LLMs change this completely. Any kind of homework you could assign undergraduates classes are now completed in less than 1 second, for free, by LLMs.
We start to see PERFECT homeworks submitted by students who could not get a 50% grade in classes. Overall grades went down.
This is a common pattern with all the educators I have been talking with. Not a single one has a different experience.
And, I do understand students. They are busy, they may not feel engaged by all the classes, and LLMs are a way too fast solution for getting homeworks done and free up some time.
But it is not helping them.
Solutions like this are to force students to put the correct amount of work in their education.
And I would love if all of this would not be necessary. But it is.
I come from an engineering school in Europe - we simply did not have homework. We had frontal classes and one big final exams. Courses in which only 10% of the class would pass were not uncommon.
But today education, especially in the US, is different.
This is not forcing student to use LLMs. We are trying to force student to think and do the right thing for them.
And I know it sounds very paternalistic - but if you have better ideas, I am open.

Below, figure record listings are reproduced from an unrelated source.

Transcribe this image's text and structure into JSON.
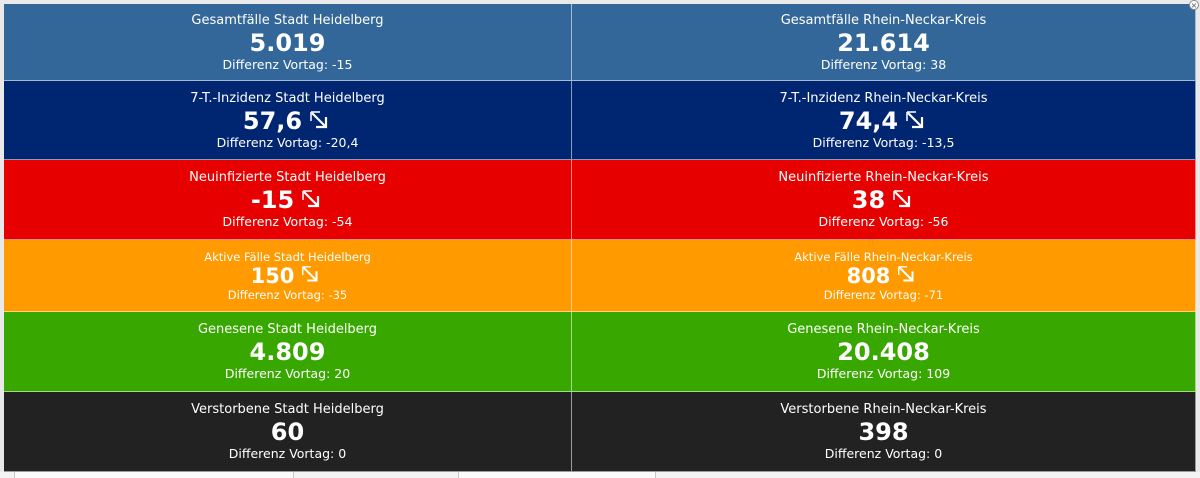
{
  "colors": {
    "row1": "#336699",
    "row2": "#002571",
    "row3": "#e60000",
    "row4": "#ff9a00",
    "row5": "#38a800",
    "row6": "#222222"
  },
  "rows": [
    {
      "left": {
        "title": "Gesamtfälle Stadt Heidelberg",
        "value": "5.019",
        "diff": "Differenz Vortag: -15"
      },
      "right": {
        "title": "Gesamtfälle Rhein-Neckar-Kreis",
        "value": "21.614",
        "diff": "Differenz Vortag: 38"
      }
    },
    {
      "left": {
        "title": "7-T.-Inzidenz Stadt Heidelberg",
        "value": "57,6",
        "diff": "Differenz Vortag: -20,4",
        "icon": "arrow-down-right-icon"
      },
      "right": {
        "title": "7-T.-Inzidenz Rhein-Neckar-Kreis",
        "value": "74,4",
        "diff": "Differenz Vortag: -13,5",
        "icon": "arrow-down-right-icon"
      }
    },
    {
      "left": {
        "title": "Neuinfizierte Stadt Heidelberg",
        "value": "-15",
        "diff": "Differenz Vortag: -54",
        "icon": "arrow-down-right-icon"
      },
      "right": {
        "title": "Neuinfizierte Rhein-Neckar-Kreis",
        "value": "38",
        "diff": "Differenz Vortag: -56",
        "icon": "arrow-down-right-icon"
      }
    },
    {
      "left": {
        "title": "Aktive Fälle Stadt Heidelberg",
        "value": "150",
        "diff": "Differenz Vortag: -35",
        "icon": "arrow-down-right-icon"
      },
      "right": {
        "title": "Aktive Fälle Rhein-Neckar-Kreis",
        "value": "808",
        "diff": "Differenz Vortag: -71",
        "icon": "arrow-down-right-icon"
      }
    },
    {
      "left": {
        "title": "Genesene Stadt Heidelberg",
        "value": "4.809",
        "diff": "Differenz Vortag: 20"
      },
      "right": {
        "title": "Genesene Rhein-Neckar-Kreis",
        "value": "20.408",
        "diff": "Differenz Vortag: 109"
      }
    },
    {
      "left": {
        "title": "Verstorbene Stadt Heidelberg",
        "value": "60",
        "diff": "Differenz Vortag: 0"
      },
      "right": {
        "title": "Verstorbene Rhein-Neckar-Kreis",
        "value": "398",
        "diff": "Differenz Vortag: 0"
      }
    }
  ]
}
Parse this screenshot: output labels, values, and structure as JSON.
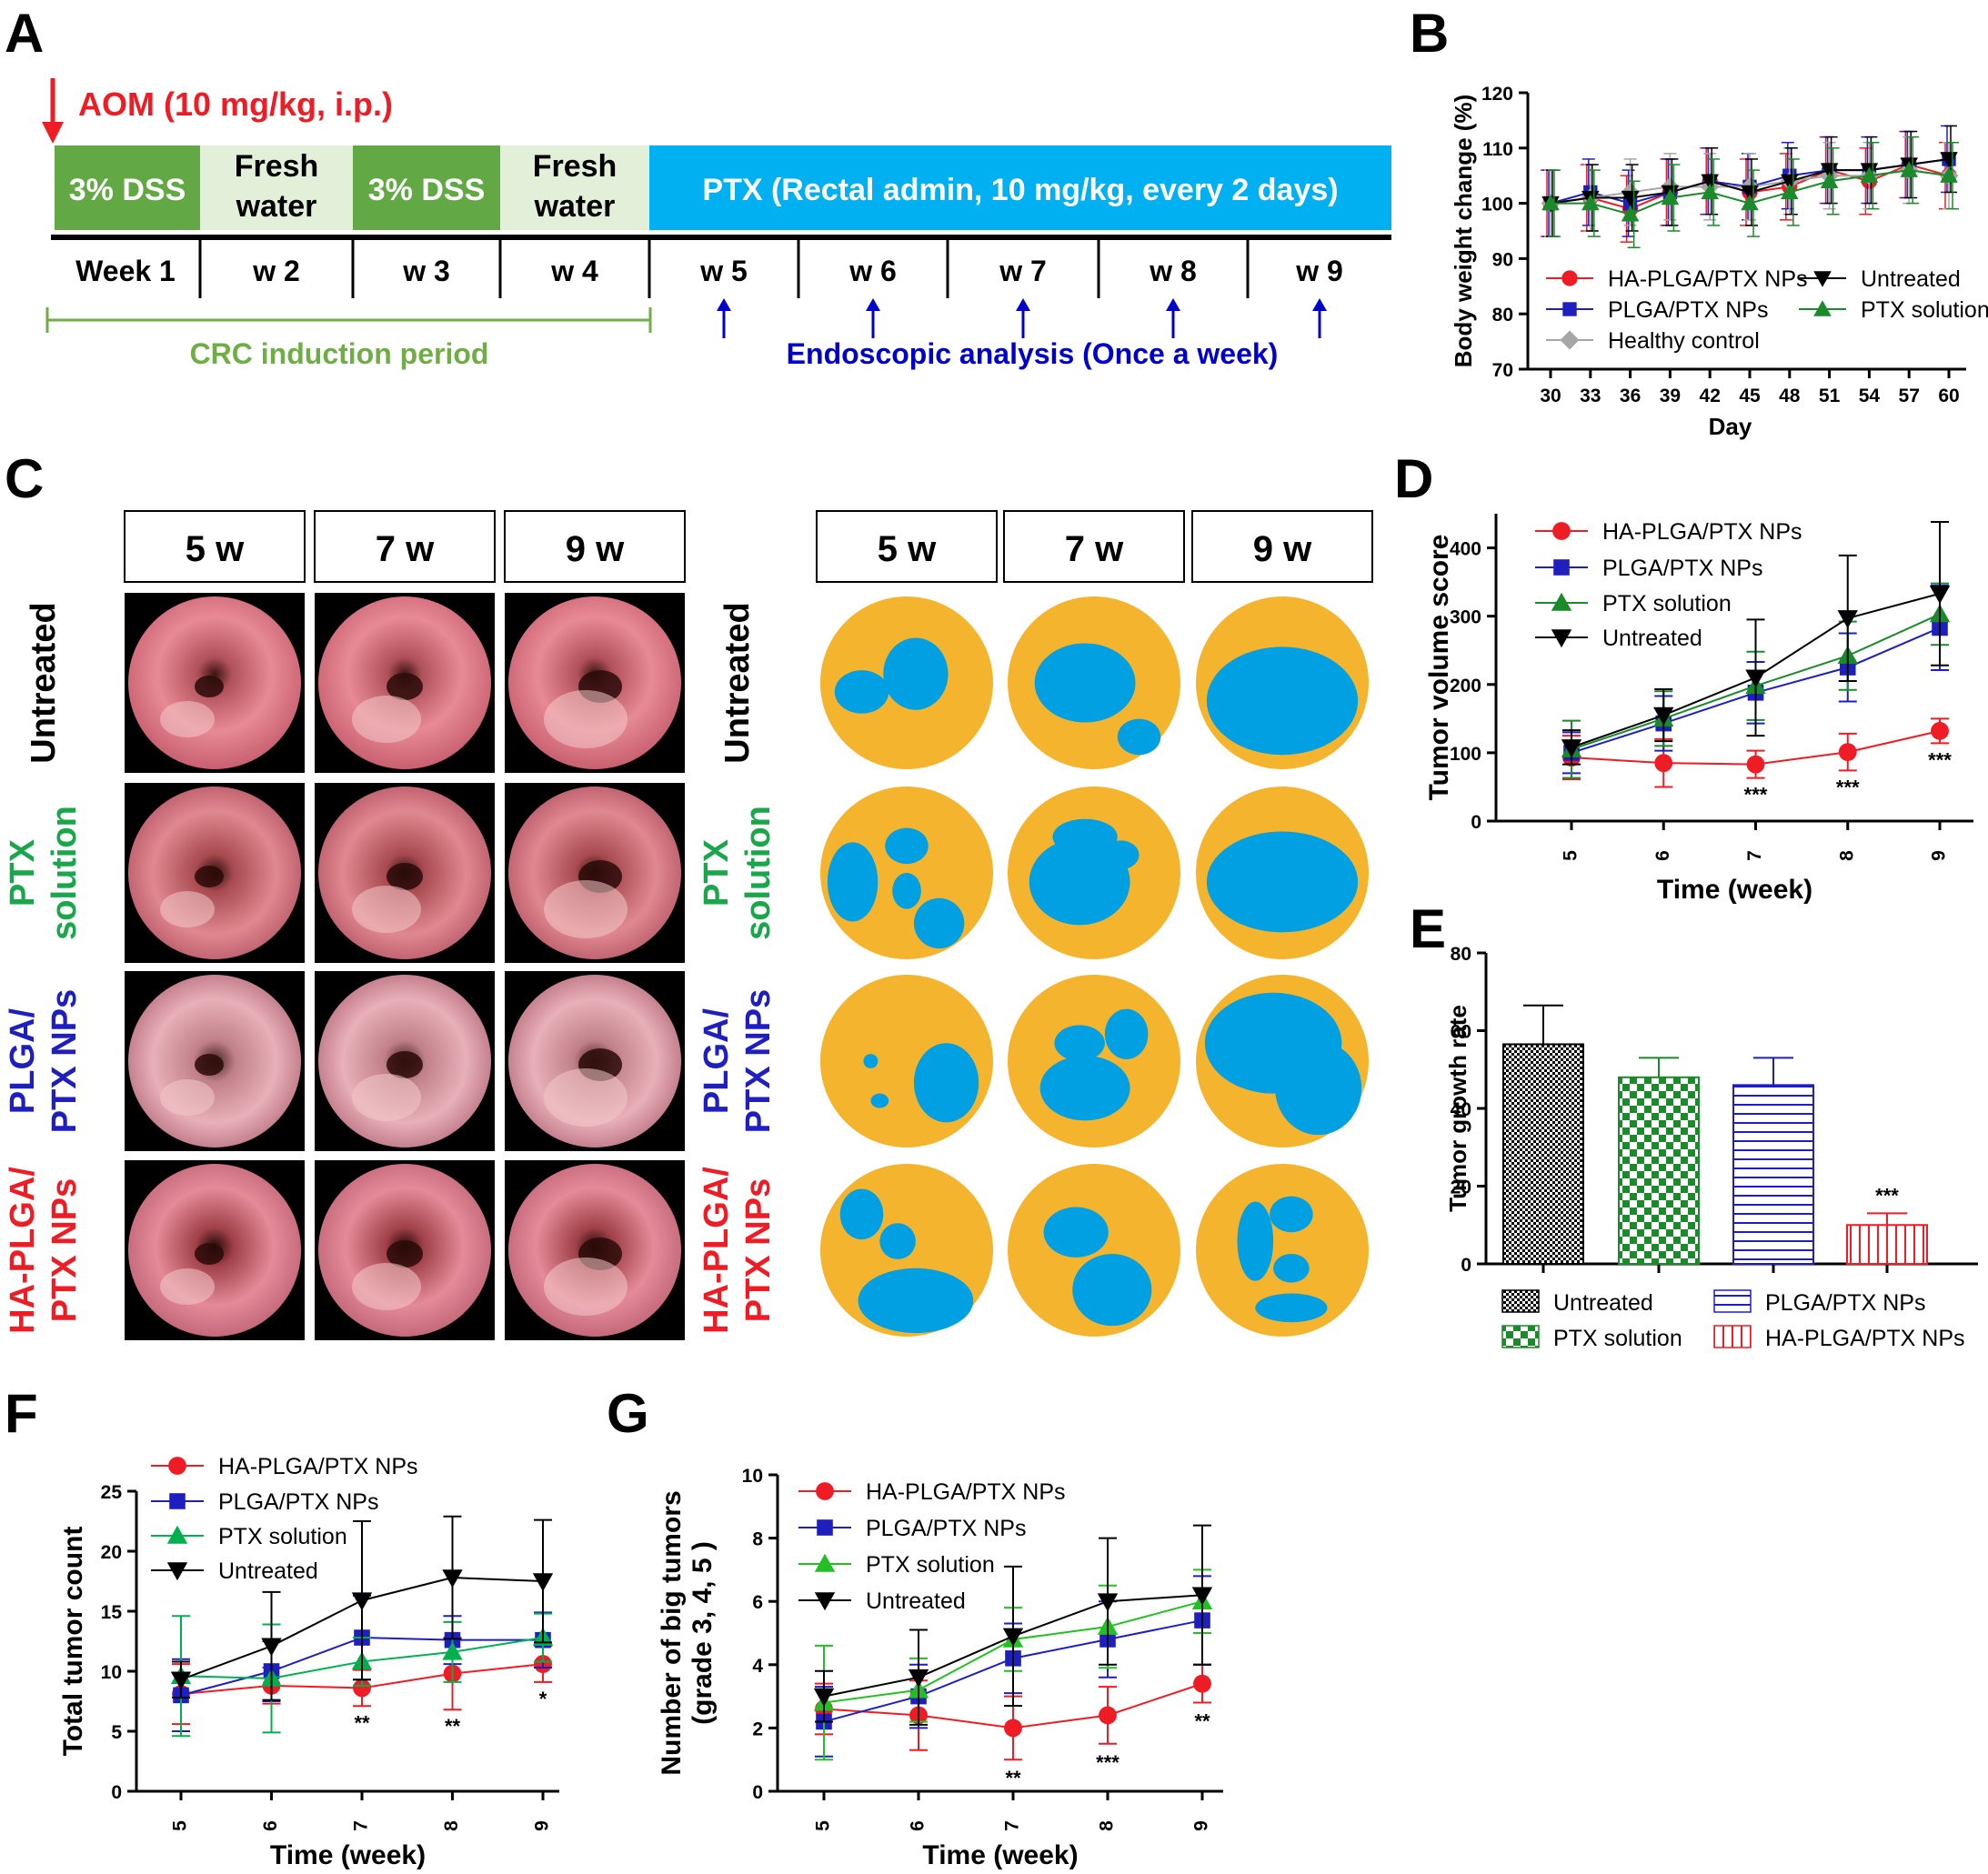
{
  "panels": {
    "A": "A",
    "B": "B",
    "C": "C",
    "D": "D",
    "E": "E",
    "F": "F",
    "G": "G"
  },
  "timeline": {
    "aom": "AOM (10 mg/kg, i.p.)",
    "bar1": "3% DSS",
    "bar2a": "Fresh",
    "bar2b": "water",
    "bar3": "3% DSS",
    "bar4a": "Fresh",
    "bar4b": "water",
    "bar5": "PTX (Rectal admin, 10 mg/kg, every 2 days)",
    "weeks": [
      "Week 1",
      "w 2",
      "w 3",
      "w 4",
      "w 5",
      "w 6",
      "w 7",
      "w 8",
      "w 9"
    ],
    "crc": "CRC induction period",
    "endo": "Endoscopic analysis (Once a week)",
    "colors": {
      "dss": "#62a844",
      "water": "#e2efd9",
      "ptx": "#00b0f0",
      "aom": "#ee1c24",
      "crc": "#70ad47",
      "endo": "#0000cc"
    }
  },
  "panel_c": {
    "time_headers": [
      "5 w",
      "7 w",
      "9 w"
    ],
    "rows": [
      {
        "lines": [
          "Untreated"
        ],
        "color": "#000000"
      },
      {
        "lines": [
          "PTX",
          "solution"
        ],
        "color": "#1aa64b"
      },
      {
        "lines": [
          "PLGA/",
          "PTX NPs"
        ],
        "color": "#1f1fbf"
      },
      {
        "lines": [
          "HA-PLGA/",
          "PTX NPs"
        ],
        "color": "#ee1c24"
      }
    ],
    "map_colors": {
      "background": "#f5b42e",
      "tumor": "#00a0e3"
    }
  },
  "chart_data": [
    {
      "id": "B",
      "type": "line",
      "xlabel": "Day",
      "ylabel": "Body weight change (%)",
      "x": [
        30,
        33,
        36,
        39,
        42,
        45,
        48,
        51,
        54,
        57,
        60
      ],
      "ylim": [
        70,
        120
      ],
      "yticks": [
        70,
        80,
        90,
        100,
        110,
        120
      ],
      "series": [
        {
          "name": "HA-PLGA/PTX NPs",
          "color": "#ee1c24",
          "marker": "circle",
          "values": [
            100,
            101,
            99,
            102,
            104,
            102,
            103,
            106,
            104,
            107,
            105
          ]
        },
        {
          "name": "PLGA/PTX NPs",
          "color": "#1f1fbf",
          "marker": "square",
          "values": [
            100,
            102,
            100,
            102,
            104,
            103,
            105,
            106,
            106,
            107,
            108
          ]
        },
        {
          "name": "Healthy control",
          "color": "#a6a6a6",
          "marker": "diamond",
          "values": [
            100,
            101,
            102,
            103,
            103,
            103,
            104,
            105,
            105,
            106,
            105
          ]
        },
        {
          "name": "Untreated",
          "color": "#000000",
          "marker": "triangle-down",
          "values": [
            100,
            101,
            101,
            102,
            104,
            102,
            104,
            106,
            106,
            107,
            108
          ]
        },
        {
          "name": "PTX solution",
          "color": "#1a8a2a",
          "marker": "triangle-up",
          "values": [
            100,
            100,
            98,
            101,
            102,
            100,
            102,
            104,
            105,
            106,
            105
          ]
        }
      ]
    },
    {
      "id": "D",
      "type": "line",
      "xlabel": "Time (week)",
      "ylabel": "Tumor volume score",
      "categories": [
        "5",
        "6",
        "7",
        "8",
        "9"
      ],
      "ylim": [
        0,
        450
      ],
      "yticks": [
        0,
        100,
        200,
        300,
        400
      ],
      "annotations": [
        {
          "at": "7",
          "text": "***"
        },
        {
          "at": "8",
          "text": "***"
        },
        {
          "at": "9",
          "text": "***"
        }
      ],
      "series": [
        {
          "name": "HA-PLGA/PTX NPs",
          "color": "#ee1c24",
          "marker": "circle",
          "values": [
            93,
            85,
            83,
            101,
            132
          ],
          "err": [
            32,
            35,
            20,
            27,
            18
          ]
        },
        {
          "name": "PLGA/PTX NPs",
          "color": "#1f1fbf",
          "marker": "square",
          "values": [
            100,
            143,
            188,
            225,
            283
          ],
          "err": [
            30,
            40,
            45,
            50,
            62
          ]
        },
        {
          "name": "PTX solution",
          "color": "#1a8a2a",
          "marker": "triangle-up",
          "values": [
            105,
            150,
            198,
            242,
            303
          ],
          "err": [
            42,
            40,
            50,
            50,
            45
          ]
        },
        {
          "name": "Untreated",
          "color": "#000000",
          "marker": "triangle-down",
          "values": [
            108,
            155,
            210,
            297,
            333
          ],
          "err": [
            25,
            38,
            85,
            92,
            105
          ]
        }
      ]
    },
    {
      "id": "E",
      "type": "bar",
      "ylabel": "Tumor growth rate",
      "categories": [
        "Untreated",
        "PTX solution",
        "PLGA/PTX NPs",
        "HA-PLGA/PTX NPs"
      ],
      "values": [
        56.5,
        48,
        46,
        10
      ],
      "err": [
        10,
        5,
        7,
        3
      ],
      "ylim": [
        0,
        80
      ],
      "yticks": [
        0,
        20,
        40,
        60,
        80
      ],
      "annotations": [
        {
          "at": "HA-PLGA/PTX NPs",
          "text": "***"
        }
      ],
      "colors": [
        "#000000",
        "#1a8a2a",
        "#1f1fbf",
        "#ee1c24"
      ],
      "patterns": [
        "checker-fine",
        "checker-green",
        "horizontal",
        "vertical"
      ]
    },
    {
      "id": "F",
      "type": "line",
      "xlabel": "Time (week)",
      "ylabel": "Total tumor count",
      "categories": [
        "5",
        "6",
        "7",
        "8",
        "9"
      ],
      "ylim": [
        0,
        25
      ],
      "yticks": [
        0,
        5,
        10,
        15,
        20,
        25
      ],
      "annotations": [
        {
          "at": "7",
          "text": "**"
        },
        {
          "at": "8",
          "text": "**"
        },
        {
          "at": "9",
          "text": "*"
        }
      ],
      "series": [
        {
          "name": "HA-PLGA/PTX NPs",
          "color": "#ee1c24",
          "marker": "circle",
          "values": [
            8.1,
            8.8,
            8.6,
            9.8,
            10.6
          ],
          "err": [
            2.5,
            1.5,
            1.5,
            3,
            1.5
          ]
        },
        {
          "name": "PLGA/PTX NPs",
          "color": "#1f1fbf",
          "marker": "square",
          "values": [
            8,
            10,
            12.8,
            12.6,
            12.6
          ],
          "err": [
            3,
            2.5,
            3.5,
            2,
            2.3
          ]
        },
        {
          "name": "PTX solution",
          "color": "#00b050",
          "marker": "triangle-up",
          "values": [
            9.6,
            9.4,
            10.8,
            11.6,
            12.8
          ],
          "err": [
            5,
            4.5,
            2,
            2.5,
            2
          ]
        },
        {
          "name": "Untreated",
          "color": "#000000",
          "marker": "triangle-down",
          "values": [
            9.3,
            12.1,
            15.9,
            17.8,
            17.5
          ],
          "err": [
            1.5,
            4.5,
            6.6,
            5.1,
            5.1
          ]
        }
      ]
    },
    {
      "id": "G",
      "type": "line",
      "xlabel": "Time (week)",
      "ylabel": "Number of big tumors (grade 3, 4, 5 )",
      "ylabel_lines": [
        "Number of big tumors",
        "(grade 3, 4, 5 )"
      ],
      "categories": [
        "5",
        "6",
        "7",
        "8",
        "9"
      ],
      "ylim": [
        0,
        10
      ],
      "yticks": [
        0,
        2,
        4,
        6,
        8,
        10
      ],
      "annotations": [
        {
          "at": "7",
          "text": "**"
        },
        {
          "at": "8",
          "text": "***"
        },
        {
          "at": "9",
          "text": "**"
        }
      ],
      "series": [
        {
          "name": "HA-PLGA/PTX NPs",
          "color": "#ee1c24",
          "marker": "circle",
          "values": [
            2.6,
            2.4,
            2,
            2.4,
            3.4
          ],
          "err": [
            0.8,
            1.1,
            1,
            0.9,
            0.6
          ]
        },
        {
          "name": "PLGA/PTX NPs",
          "color": "#1f1fbf",
          "marker": "square",
          "values": [
            2.2,
            3,
            4.2,
            4.8,
            5.4
          ],
          "err": [
            1.1,
            1,
            1.1,
            1.2,
            1.4
          ]
        },
        {
          "name": "PTX solution",
          "color": "#22c022",
          "marker": "triangle-up",
          "values": [
            2.8,
            3.2,
            4.8,
            5.2,
            6
          ],
          "err": [
            1.8,
            1,
            1,
            1.3,
            1
          ]
        },
        {
          "name": "Untreated",
          "color": "#000000",
          "marker": "triangle-down",
          "values": [
            3,
            3.6,
            4.9,
            6,
            6.2
          ],
          "err": [
            0.8,
            1.5,
            2.2,
            2,
            2.2
          ]
        }
      ]
    }
  ]
}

- The stuff being covered in high school is indeed pretty useless for most people. Not all, but most, and it is not that irrational for many to actually ignore it.
- The reduction in social mobility decreasing the motivation for people to work hard for anything in general, as they get disillusioned.
- The assessment mechanisms being easily gamed through cheating doesn't help.
It's probably time to re-evaluate what's taught in school, and what really matters. I'm not that anti-school but a lot of the homework I've experienced simply did not have to be done in the first place, and LLM is exposing that reality. Switching to in-person oral/written exams and only viewing written works as supplementary, I think, is a fair solution for the time being.
The key implementation detail to me is that the whole class is sitting in on your exam (not super scalable, sure) so you are literally proving to your friends you aren’t full of shit when doing an exam.
I wonder: with a structure like this, it seems feasible to make the LLM exam itself available ahead of time, in its full authentic form.
They say the topic randomization is happening in code, and that this whole thing costs 42¢ per student. Would there be drawbacks to offering more-or-less unlimited practice runs until the student decides they’re ready for the round that counts?
I guess the extra opportunities might allow an enterprising student to find a way to game the exam, but vulnerabilities are something you’d want to fix anyway…
To the extent of wondering what value the human instructors add.